When CBS had the NFC package, I was not a fan of football and didn’t know much about it. Heck, I was only four years old when CBS showed their last NFC game, the NFC Championship Game between the San Francisco 49ers and the Dallas Cowboys at Texas Stadium, a game the Cowboys would win en route to their second consecutive Super Bowl victory.
I can remember becoming a fan of the NFL full-time during the 1996 season, probably entertained by the previous Super Bowl between the Cowboys and the Pittsburgh Steelers at Sun Devil Stadium in Arizona. The NFC was on FOX at this point, and I’m not really quite sure what two teams were playing. However, Pat Summerall and John Madden were calling the action, and I fell in love with Summerall’s voice instantaneously.

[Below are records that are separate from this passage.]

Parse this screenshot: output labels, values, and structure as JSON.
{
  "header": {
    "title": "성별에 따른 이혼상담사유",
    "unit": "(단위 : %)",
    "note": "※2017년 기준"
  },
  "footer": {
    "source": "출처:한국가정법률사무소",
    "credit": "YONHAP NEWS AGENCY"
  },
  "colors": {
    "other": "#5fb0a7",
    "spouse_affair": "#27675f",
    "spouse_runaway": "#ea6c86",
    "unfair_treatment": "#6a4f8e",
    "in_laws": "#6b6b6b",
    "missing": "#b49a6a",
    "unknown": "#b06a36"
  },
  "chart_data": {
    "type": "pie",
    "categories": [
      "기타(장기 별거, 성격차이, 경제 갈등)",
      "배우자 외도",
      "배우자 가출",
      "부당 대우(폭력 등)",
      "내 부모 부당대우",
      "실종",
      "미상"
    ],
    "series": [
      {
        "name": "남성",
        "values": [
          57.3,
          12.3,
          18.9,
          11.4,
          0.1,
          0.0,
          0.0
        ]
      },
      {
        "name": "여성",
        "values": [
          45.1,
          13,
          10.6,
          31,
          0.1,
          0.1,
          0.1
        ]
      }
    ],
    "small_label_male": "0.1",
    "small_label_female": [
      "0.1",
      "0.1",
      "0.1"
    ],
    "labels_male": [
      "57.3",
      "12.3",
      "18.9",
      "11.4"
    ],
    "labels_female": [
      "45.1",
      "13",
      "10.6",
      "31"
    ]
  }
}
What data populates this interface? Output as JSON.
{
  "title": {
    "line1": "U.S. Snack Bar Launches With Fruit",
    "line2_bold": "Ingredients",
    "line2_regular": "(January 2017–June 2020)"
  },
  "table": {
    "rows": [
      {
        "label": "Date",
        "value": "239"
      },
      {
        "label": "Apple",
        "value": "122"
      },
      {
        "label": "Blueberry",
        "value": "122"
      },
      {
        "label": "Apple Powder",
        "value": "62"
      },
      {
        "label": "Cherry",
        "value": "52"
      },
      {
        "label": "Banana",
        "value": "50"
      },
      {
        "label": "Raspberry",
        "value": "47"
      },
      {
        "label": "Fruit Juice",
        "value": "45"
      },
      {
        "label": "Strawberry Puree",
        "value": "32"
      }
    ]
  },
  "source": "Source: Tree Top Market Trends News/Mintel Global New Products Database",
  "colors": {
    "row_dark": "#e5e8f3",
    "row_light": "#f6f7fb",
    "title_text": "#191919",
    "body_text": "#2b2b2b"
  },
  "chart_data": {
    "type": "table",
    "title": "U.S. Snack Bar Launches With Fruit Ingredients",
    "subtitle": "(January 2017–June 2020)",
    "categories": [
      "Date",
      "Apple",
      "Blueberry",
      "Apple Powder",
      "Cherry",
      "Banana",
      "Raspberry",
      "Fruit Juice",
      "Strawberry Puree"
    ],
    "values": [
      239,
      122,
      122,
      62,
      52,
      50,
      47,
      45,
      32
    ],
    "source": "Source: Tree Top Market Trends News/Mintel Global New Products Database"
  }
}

Nothing about Madden made me enjoy his commentary. He was too over the top and animated for very little reason. Summerall, however, never really tried to deliver any catchy phrases or go over the top with his commentary. He called it exactly as it was, in the soothing and mellow voice that defined his career since the 1960s.
I remember the last call Summerall had as a commentator. It’s hard to forget since it was the night the New England Patriots stunned the world by defeating the St. Louis Rams in Super Bowl XXXVI. Patriots’ K Adam Vinatieri kicked the game-winning field goal as time expired, and the call from Summerall was classic. It was nothing extraordinary. The moment of the winning kick for the championship defined itself, and Summerall let it play out that way. Less was more!
The NFL has missed his voice since his retirement. There was always a thought that Summerall would probably miss calling the action and want to return. As evidenced by his old age, that was not likely. Summerall has now passed at the age of 82. He leaves behind an incredible legacy that has been admired by other color commentators and will forever be admired by future color commentators.